Scenario 2: Your product uses one-time/lifetime pricing
- Optimal launch formula: Do NOT launch on r/LLMDevs. Rule 5 explicitly requires FOSS or (source-available + mod approval + disclaimer). Post on r/LocalLLaMA (friendlier to lifetime pricing) or r/macapps (where lifetime pricing is celebrated) instead.
- Key risk: Permanent ban under Rule 10 if you frame a commercial product as "discussion."
Scenario 3: Your product uses subscription pricing
- Optimal launch formula: Not on r/LLMDevs. See Scenario 2.
- If you must engage here: The only safe format is a "cost rant" post (archetype 5) where you enumerate competitor pricing including your own, framed neutrally as a category map. Do not editorialize that your tool is the answer – let readers find it.
- Key risk: Subscription-priced product launches are the single most common cause of permanent bans on this sub.
Scenario 4: Your product was built with AI (vibe coded)
- Optimal launch formula: Lead with the AI-assisted-ness as a confession, not a feature. "I used Claude Code to build X. Here's what it got wrong and how I had to intervene." Archetype 3 crossed with archetype 7 (honest failure).
- Title template: "I ran Claude Code in a loop until it [specific unreasonable task]. Here's what broke." (The "in a loop until it..." post scored 213, 0.92 ratio.)
- Key risk: Hiding AI assistance and being exposed in comments. Always disclose upfront.
Scenario 5: Your product is a RAG/agent framework competing with LangChain/LlamaIndex
- Optimal launch formula: Archetype 4 (framework slaughter) with your framework as one option among many.
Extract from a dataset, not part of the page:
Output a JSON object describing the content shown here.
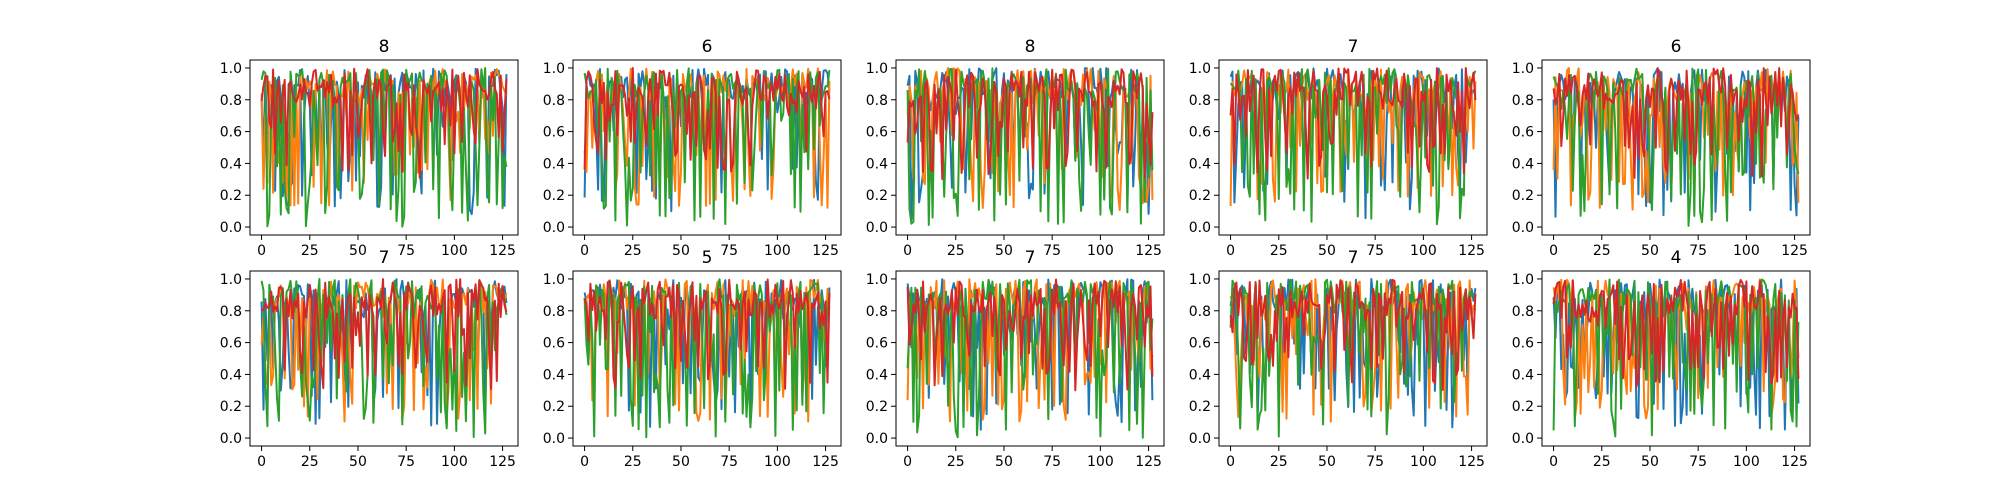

Do a genuine side-by-side with code, not a pitch.
- Title template: "I wrote the same [task] in [N] frameworks: here's what actually works"
- Key risk: Readers smell self-promotion if yours comes out suspiciously best. The "9 frameworks" post (211, 0.99) worked because it included "No framework" as the honest best-for-beginners answer.
Cross-Posting Guidance
Use the table below when reusing content across subs:
- On r/LocalLLaMA: Frame as "runs on hardware you own." Emphasize open weights, quantization, VRAM. GPU rig photos help.
- On r/ClaudeAI: Frame as "I built this with Claude Code." Emphasize the agentic workflow you used.
- On r/AI_Agents: Frame as "multi-agent system with [specific orchestration pattern]." Emphasize the diagram.
- On r/MachineLearning: Frame as methodology + paper citations. Emphasize reproducibility and benchmarks.
- On r/LLMDevs: Frame as a production war story OR a framework comparison OR a dev-insider observation. Emphasize what broke, what scale, what took 40% of your time. The "this is what nobody warns you about" frame is the highest-trust positioning this community offers.
The same content can generally be reframed 3-4 ways across these subs without issue, provided the title and opening paragraph are rewritten each time and the posts are spaced 3+ days apart.